Vortrag am Spracheninstitut der EURO Ingolstadt

A. Schweyer Blog Leave a Comment

und | 12. April 2017 |

Jedes Jahr besucht eine unserer medax Projektmanagerinnen ihre ehemalige Hochschule, um den Studenten dort einen Eindruck davon zu geben, wie das Leben nach dem Studium aussehen könnte, z.B. als medizinischer Fachübersetzer für ein Übersetzungsbüro wie das unsere. Dieses Mal wurden wir vom Spracheninstitut der EURO Ingolstadt eingeladen. Unsere vortragende Projektmanagerin war Angela Schweyer


Als die Einladung des Schulleiters und meines ehemaligen „Grammar“-Dozenten Stuart Wheeler ins Postfach flatterte, habe ich mich riesig darüber gefreut. Mittlerweile ist es ja schon ganze sechs Jahre her, dass ich damals an der EURO meinen Abschluss als „Staatlich geprüfte Übersetzerin und Dolmetscherin“ feiern und damit den Grundstein für mein heutiges Berufsleben legen konnte. Andererseits kann ich mich auch noch gut erinnern, wie wenig Ahnung ich damals vom eigentlichen Berufsleben hatte. Um den Studenten diesen Schritt ein wenig zu erleichtern, haben der Geschäftsführer von medax Martin Dunne und ich (hintere Reihe 3. und 4. von links) in meiner Funktion als Projektmanagerin die Einladung nach Ingolstadt natürlich sehr gerne angenommen!

Tipps für den reibungslosen Berufseinstieg direkt vom Fachmann

Keine Frage, die theoretische Ausbildung an den deutschen Hochschulen ist ausgezeichnet. Was die Studierenden dort jedoch nicht lernen: wie setze ich mein Wissen dann auch effektiv in der freien Wirtschaft ein? Mit unseren Besuchen wollen wir die angehenden Übersetzer und Dolmetscher darüber informieren, wie sie sich am besten auf das „Leben danach“ vorbereiten können. Wir als medizinischer Sprachendienst möchten so unser Wissen in das Schulsystem einbringen und dadurch den angehenden Kolleginnen und Kollegen den Einstieg ins Berufsleben mit ganz einfachen Tipps erleichtern.

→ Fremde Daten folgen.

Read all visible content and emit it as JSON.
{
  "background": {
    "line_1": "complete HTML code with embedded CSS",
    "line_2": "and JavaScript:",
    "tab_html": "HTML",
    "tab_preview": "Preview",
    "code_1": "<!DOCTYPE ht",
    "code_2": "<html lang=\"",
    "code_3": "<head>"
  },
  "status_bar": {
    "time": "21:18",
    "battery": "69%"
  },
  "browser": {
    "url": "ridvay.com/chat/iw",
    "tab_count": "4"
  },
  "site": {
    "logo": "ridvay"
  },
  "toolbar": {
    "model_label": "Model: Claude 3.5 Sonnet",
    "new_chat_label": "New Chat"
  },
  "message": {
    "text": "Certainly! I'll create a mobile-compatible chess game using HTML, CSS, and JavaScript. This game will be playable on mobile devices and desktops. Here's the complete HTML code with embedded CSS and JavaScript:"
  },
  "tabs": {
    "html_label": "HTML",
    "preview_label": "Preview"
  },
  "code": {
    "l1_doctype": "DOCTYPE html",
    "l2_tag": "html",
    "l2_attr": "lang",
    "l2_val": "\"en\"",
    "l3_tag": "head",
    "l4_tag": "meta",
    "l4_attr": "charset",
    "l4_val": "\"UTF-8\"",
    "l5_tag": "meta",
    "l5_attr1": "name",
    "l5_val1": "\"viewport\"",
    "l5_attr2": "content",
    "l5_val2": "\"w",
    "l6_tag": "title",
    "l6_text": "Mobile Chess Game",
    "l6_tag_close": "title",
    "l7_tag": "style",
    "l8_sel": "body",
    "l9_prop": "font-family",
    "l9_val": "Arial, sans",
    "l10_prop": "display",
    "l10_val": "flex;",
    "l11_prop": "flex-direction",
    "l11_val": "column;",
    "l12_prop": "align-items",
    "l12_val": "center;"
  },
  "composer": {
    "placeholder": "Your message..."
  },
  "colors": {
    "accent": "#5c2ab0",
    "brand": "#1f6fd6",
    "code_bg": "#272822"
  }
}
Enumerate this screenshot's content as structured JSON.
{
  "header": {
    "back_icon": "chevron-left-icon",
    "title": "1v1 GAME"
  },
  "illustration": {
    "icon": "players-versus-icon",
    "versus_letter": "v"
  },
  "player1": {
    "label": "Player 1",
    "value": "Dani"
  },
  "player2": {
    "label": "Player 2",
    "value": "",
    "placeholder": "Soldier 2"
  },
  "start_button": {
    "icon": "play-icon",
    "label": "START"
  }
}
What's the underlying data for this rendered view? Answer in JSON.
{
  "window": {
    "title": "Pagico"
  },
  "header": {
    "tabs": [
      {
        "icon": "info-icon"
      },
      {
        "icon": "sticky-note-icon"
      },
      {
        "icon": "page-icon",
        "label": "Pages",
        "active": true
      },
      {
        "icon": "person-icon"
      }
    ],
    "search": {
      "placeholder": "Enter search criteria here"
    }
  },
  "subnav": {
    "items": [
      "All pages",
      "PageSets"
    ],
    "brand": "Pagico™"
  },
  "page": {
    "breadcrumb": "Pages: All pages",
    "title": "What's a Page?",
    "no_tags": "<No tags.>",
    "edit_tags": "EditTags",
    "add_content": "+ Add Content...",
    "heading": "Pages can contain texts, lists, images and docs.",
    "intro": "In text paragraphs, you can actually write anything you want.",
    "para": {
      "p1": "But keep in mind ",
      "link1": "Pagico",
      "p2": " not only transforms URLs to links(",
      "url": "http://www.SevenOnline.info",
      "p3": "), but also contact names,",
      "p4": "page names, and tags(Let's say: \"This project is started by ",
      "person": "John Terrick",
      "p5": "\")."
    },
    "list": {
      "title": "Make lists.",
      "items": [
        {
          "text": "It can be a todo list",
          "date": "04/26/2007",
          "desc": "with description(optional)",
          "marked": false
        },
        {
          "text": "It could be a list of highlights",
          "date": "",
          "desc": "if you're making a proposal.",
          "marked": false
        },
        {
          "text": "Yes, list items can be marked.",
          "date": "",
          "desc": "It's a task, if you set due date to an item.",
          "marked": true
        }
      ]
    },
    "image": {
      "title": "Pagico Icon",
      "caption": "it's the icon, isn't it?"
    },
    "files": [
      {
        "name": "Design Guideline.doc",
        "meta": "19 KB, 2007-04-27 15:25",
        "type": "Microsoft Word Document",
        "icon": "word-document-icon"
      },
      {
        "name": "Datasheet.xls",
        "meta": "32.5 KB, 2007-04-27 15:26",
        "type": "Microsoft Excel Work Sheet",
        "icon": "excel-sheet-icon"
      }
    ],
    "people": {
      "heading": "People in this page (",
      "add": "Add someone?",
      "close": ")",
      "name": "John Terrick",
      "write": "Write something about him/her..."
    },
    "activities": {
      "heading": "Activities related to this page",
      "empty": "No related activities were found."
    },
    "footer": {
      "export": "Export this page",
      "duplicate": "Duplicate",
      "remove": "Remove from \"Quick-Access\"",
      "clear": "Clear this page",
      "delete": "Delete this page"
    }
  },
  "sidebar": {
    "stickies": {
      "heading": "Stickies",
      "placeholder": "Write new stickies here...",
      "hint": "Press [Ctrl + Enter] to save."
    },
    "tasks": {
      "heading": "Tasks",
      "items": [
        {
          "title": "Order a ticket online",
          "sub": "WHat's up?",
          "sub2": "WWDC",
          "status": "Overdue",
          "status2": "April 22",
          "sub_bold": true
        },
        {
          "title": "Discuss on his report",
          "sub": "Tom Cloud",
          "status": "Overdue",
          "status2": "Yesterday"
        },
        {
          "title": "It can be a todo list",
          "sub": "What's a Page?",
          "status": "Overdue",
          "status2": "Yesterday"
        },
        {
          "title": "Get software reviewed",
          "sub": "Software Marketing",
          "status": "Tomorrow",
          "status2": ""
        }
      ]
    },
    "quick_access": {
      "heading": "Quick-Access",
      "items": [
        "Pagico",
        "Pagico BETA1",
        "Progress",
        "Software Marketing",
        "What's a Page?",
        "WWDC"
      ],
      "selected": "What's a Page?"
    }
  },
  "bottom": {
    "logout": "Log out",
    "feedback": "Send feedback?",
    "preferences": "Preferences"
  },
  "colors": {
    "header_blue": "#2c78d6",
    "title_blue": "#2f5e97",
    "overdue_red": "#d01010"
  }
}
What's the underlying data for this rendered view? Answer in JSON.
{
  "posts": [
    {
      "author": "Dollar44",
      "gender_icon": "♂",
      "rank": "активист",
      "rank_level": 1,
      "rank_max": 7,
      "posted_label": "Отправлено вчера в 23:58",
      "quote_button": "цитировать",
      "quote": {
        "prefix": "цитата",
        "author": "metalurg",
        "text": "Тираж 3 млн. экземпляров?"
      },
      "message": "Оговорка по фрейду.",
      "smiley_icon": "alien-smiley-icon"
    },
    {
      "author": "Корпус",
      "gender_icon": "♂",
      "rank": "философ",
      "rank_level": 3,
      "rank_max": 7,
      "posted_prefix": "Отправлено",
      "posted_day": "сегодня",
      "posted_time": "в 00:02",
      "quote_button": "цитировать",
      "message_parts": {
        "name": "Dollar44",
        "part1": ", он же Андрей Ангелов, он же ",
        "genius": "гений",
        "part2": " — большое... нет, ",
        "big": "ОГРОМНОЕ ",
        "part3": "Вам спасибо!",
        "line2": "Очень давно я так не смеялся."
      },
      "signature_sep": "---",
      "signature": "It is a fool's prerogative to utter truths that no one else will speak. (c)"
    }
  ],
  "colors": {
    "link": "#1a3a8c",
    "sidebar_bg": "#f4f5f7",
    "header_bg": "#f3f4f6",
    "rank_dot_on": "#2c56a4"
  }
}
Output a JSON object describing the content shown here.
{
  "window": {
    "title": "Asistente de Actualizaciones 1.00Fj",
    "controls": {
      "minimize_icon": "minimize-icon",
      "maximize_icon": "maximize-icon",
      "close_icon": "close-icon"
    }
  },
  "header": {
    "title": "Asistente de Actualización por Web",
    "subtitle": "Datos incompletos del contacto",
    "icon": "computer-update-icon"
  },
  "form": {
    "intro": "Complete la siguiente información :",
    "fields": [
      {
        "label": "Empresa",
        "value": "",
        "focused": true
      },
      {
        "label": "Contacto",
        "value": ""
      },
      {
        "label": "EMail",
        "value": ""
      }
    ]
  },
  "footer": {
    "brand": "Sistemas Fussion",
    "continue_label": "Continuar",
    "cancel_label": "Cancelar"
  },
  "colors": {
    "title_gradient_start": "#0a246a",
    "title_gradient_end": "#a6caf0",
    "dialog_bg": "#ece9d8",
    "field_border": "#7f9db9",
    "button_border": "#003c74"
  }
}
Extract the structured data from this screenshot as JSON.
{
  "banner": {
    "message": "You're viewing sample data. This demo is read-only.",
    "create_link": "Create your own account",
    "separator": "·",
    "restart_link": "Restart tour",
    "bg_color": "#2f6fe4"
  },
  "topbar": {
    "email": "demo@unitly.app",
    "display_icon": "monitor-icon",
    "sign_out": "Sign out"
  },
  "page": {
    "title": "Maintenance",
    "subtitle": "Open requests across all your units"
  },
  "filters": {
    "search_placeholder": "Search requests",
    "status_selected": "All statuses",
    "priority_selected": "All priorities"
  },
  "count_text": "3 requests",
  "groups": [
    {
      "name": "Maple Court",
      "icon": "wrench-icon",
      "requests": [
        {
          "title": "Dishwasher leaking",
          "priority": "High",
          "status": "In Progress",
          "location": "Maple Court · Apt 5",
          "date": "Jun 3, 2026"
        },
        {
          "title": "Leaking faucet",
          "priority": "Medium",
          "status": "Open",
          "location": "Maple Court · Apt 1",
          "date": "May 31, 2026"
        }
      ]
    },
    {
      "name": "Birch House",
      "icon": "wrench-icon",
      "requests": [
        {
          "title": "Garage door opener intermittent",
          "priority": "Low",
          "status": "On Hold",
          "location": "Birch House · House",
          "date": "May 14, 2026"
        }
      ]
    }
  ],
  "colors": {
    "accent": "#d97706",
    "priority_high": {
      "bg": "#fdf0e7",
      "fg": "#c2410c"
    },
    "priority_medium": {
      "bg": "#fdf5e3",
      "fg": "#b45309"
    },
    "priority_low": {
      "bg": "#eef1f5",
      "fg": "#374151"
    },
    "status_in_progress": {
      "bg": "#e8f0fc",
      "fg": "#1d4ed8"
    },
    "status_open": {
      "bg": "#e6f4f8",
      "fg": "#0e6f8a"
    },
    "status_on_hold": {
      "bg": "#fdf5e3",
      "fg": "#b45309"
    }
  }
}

Nach einer netten Begrüßung und kurzen Einführung durch Herrn Wheeler begann ich meinen Vortrag mit den unterschiedlichen Möglichkeiten, die man als ausgebildeter Übersetzer auf dem Arbeitsmarkt hat. Angefangen von der klassischen Übersetzertätigkeit auf selbstständiger Basis bis hin zur Festanstellung in unterschiedlichen Bereichen in Unternehmen und Agenturen: es gibt viele Optionen für uns „Sprachler“.

Welche Anforderungen stellt medax als Übersetzungsbüro und medizinischer Sprachendienst an seine Fachübersetzer oder Projektmanager?

Dabei war für einige Studenten besonders interessant zu erfahren, welche Anforderungen wir als Agentur überhaupt an freiberufliche Übersetzer stellen. Neben den erworbenen sprachlichen und fachlichen Kenntnissen gilt es natürlich auch, unterschiedlichste Software zu beherrschen und sich spezifisches Wissen auf einem Fachgebiet nach und nach anzueignen.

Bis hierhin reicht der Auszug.